If you are using a newer sup module that will allow you to "stack" two 6500's, then you're fine. Otherwise, you can't span your etherchannel across those two devices. No etherchannel, means you can not use Route based on IP hash.
-KjB
Are you using two 6500 chassis? If so then KjB is correct, no etherchannel without stacking. If you are using a single 6500 chassis and connecting to multiple switch blades then etherchannel is possible, and route based on IP hash is good.
Correction, we are using 3750s connect to each other with 32 G/bit interconnect cable
Correction, we are using 3750s connect to each other with 32 G/bit interconnect cable
Ok that sounds like stacked 3750's, you should still be able to do Etherchannel. If these switches are also supporting devices on the production network I would also recommend creating a seperate VLAN strictly for your storage if you have not already done so.
Then your initial steps look good.
-KjB
It looks like ESX does not support "Dynamic" Etherchannel.... Only Static... Correct me if I am wrong???
Know this, would it best to change the "Network Failover Detection" setting from "link Staus only" to "Beacon Probing"?
Your Thoughts???
Correct. Etherchannel is only static, meaning channel mode needs to be on in your config.
Failure detection is a different topic from etherchannel. If you have upstream switches where your VLAN actually traverses through, then beacon probing can help detect that type of failure. Otherwise, if you want to know when a simple disconnect / port failure occurs, link status will suffice.
-KjB
ESX only supports static (on), like kjb said.

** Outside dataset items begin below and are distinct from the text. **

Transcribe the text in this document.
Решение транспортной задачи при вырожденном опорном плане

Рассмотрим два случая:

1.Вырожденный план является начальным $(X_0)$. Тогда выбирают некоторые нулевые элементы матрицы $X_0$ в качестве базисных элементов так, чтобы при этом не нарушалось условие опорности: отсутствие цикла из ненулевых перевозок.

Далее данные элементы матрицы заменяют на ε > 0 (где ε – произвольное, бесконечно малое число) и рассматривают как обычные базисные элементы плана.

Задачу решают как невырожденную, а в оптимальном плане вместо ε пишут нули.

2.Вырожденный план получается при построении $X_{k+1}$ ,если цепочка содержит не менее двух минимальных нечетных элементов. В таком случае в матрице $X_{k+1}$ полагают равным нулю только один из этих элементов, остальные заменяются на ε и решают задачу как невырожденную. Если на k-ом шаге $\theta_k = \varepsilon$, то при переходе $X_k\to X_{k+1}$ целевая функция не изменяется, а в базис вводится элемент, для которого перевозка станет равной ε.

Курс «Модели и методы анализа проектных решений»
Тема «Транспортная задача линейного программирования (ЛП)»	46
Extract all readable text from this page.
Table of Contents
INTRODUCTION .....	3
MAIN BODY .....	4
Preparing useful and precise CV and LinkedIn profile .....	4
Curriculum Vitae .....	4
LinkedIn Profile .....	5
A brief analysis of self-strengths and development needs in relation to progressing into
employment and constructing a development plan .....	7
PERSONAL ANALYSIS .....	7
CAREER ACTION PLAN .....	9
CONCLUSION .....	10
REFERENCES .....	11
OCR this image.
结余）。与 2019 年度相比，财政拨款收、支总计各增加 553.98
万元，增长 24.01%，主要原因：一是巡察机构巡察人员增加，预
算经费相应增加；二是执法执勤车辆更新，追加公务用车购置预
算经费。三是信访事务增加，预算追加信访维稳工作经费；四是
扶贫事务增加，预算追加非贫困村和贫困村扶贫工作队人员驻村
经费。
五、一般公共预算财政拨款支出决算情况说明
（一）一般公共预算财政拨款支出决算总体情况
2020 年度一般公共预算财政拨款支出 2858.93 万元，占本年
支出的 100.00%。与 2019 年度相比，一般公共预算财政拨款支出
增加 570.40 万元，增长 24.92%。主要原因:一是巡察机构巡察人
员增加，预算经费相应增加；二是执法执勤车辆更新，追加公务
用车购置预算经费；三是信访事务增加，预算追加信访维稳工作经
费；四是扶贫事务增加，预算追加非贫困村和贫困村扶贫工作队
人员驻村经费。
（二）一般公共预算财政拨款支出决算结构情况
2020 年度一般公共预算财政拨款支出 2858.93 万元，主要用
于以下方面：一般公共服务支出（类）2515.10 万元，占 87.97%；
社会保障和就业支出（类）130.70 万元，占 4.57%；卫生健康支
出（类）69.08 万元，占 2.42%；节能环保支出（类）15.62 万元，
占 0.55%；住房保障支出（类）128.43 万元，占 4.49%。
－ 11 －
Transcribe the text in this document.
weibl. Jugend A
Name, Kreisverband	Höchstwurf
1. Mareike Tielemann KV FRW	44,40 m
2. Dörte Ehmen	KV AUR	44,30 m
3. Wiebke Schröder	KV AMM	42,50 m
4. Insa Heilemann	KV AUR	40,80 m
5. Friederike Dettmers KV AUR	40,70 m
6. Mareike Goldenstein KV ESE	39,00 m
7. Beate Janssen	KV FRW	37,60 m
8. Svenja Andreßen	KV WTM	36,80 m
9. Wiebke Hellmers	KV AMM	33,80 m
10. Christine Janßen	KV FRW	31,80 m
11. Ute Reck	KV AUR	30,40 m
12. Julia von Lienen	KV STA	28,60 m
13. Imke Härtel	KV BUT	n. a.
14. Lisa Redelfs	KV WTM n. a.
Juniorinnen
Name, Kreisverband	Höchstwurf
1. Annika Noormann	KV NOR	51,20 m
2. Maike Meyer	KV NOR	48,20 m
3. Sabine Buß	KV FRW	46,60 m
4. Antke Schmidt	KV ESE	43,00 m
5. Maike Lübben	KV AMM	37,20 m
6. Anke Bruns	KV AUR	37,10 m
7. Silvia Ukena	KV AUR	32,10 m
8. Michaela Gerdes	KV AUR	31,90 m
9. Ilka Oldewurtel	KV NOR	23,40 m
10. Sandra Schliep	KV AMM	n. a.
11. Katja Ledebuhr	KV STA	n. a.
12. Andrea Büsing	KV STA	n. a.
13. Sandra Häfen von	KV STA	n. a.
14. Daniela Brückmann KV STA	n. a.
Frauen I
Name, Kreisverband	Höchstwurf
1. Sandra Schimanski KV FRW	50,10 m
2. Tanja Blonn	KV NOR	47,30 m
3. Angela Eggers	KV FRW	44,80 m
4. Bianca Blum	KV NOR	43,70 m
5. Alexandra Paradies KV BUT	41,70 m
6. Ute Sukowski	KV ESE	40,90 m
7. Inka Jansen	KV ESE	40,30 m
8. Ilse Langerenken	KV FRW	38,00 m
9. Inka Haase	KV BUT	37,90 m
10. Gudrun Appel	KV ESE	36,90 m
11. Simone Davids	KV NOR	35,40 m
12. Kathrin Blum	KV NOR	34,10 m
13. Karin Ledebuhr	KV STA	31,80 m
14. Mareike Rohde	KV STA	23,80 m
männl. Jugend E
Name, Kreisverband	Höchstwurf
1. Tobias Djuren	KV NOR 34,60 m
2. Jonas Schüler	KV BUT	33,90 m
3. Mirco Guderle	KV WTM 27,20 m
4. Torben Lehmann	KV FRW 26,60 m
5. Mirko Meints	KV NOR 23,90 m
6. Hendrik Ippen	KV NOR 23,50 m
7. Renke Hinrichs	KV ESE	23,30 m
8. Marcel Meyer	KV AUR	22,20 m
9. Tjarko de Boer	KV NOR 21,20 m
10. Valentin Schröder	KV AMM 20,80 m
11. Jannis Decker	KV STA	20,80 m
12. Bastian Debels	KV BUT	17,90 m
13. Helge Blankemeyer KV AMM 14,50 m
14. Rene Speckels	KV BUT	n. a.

NetApp supports LACP (dynamic) or static (multi). I find if you're configuring static for ESX it's just as easy while you're in there to create static for NetApp as well.
Also, if it's a cluster, which your original post kinda hints, make sure you have a separate channel for each controller (not one big channel for both), and the partner vif set on each controller.
I have this running (multiple ESX boxes, 2x 3750, FAS3070HA) right now. Quite a few NetApp customers with very similar configs.
Couple other tips:
The number of aliases/IPs on the storage network for each filer only needs to equal the number of ports on the ESX server. You're trying balance the traffic out of the ESX servers. With enough servers (#servers >= # interfaces on the filer) traffic on the filer side will end up more or less balanced.
When assigning IP addresses, keep in mind the IP hash load balancing algorithm (which is documented in the NetApp Data ONTAP networking guides, oh, and in VMWorld 2008 session TA2784):
IP1_last_octet XOR IP2_last_octet MOD #interfaces = interface to be selected (starting with 0)
What this works out to is that for the best chance of stuff being balanced, you want the IPs and aliases of the filer to be sequential, and the IPs of the vmkernels to be sequential. For example:
192.168.42.200 filer1-stg1
192.168.42.201 filer1-stg2
192.168.42.204 filer2-stg1
192.168.42.205 filer2-stg2
192.168.42.101 esx1-vmk
192.168.42.102 esx2-vmk
192.168.42.103 esx3-vmk
192.168.42.104 esx4-vmk
If the different groups above are not sequential, there's a good chance that the IP hash algorithm resolves to the same port, and stuff isn't balanced. It's not the only way to do it, but it's simple. I've attached a silly little perl script that illustrates this.
Last tip for now: Use CDP (the little thought bubble next to the interface in the VIC in Networking) to make sure ESX is plugged in to the switch ports you think it is.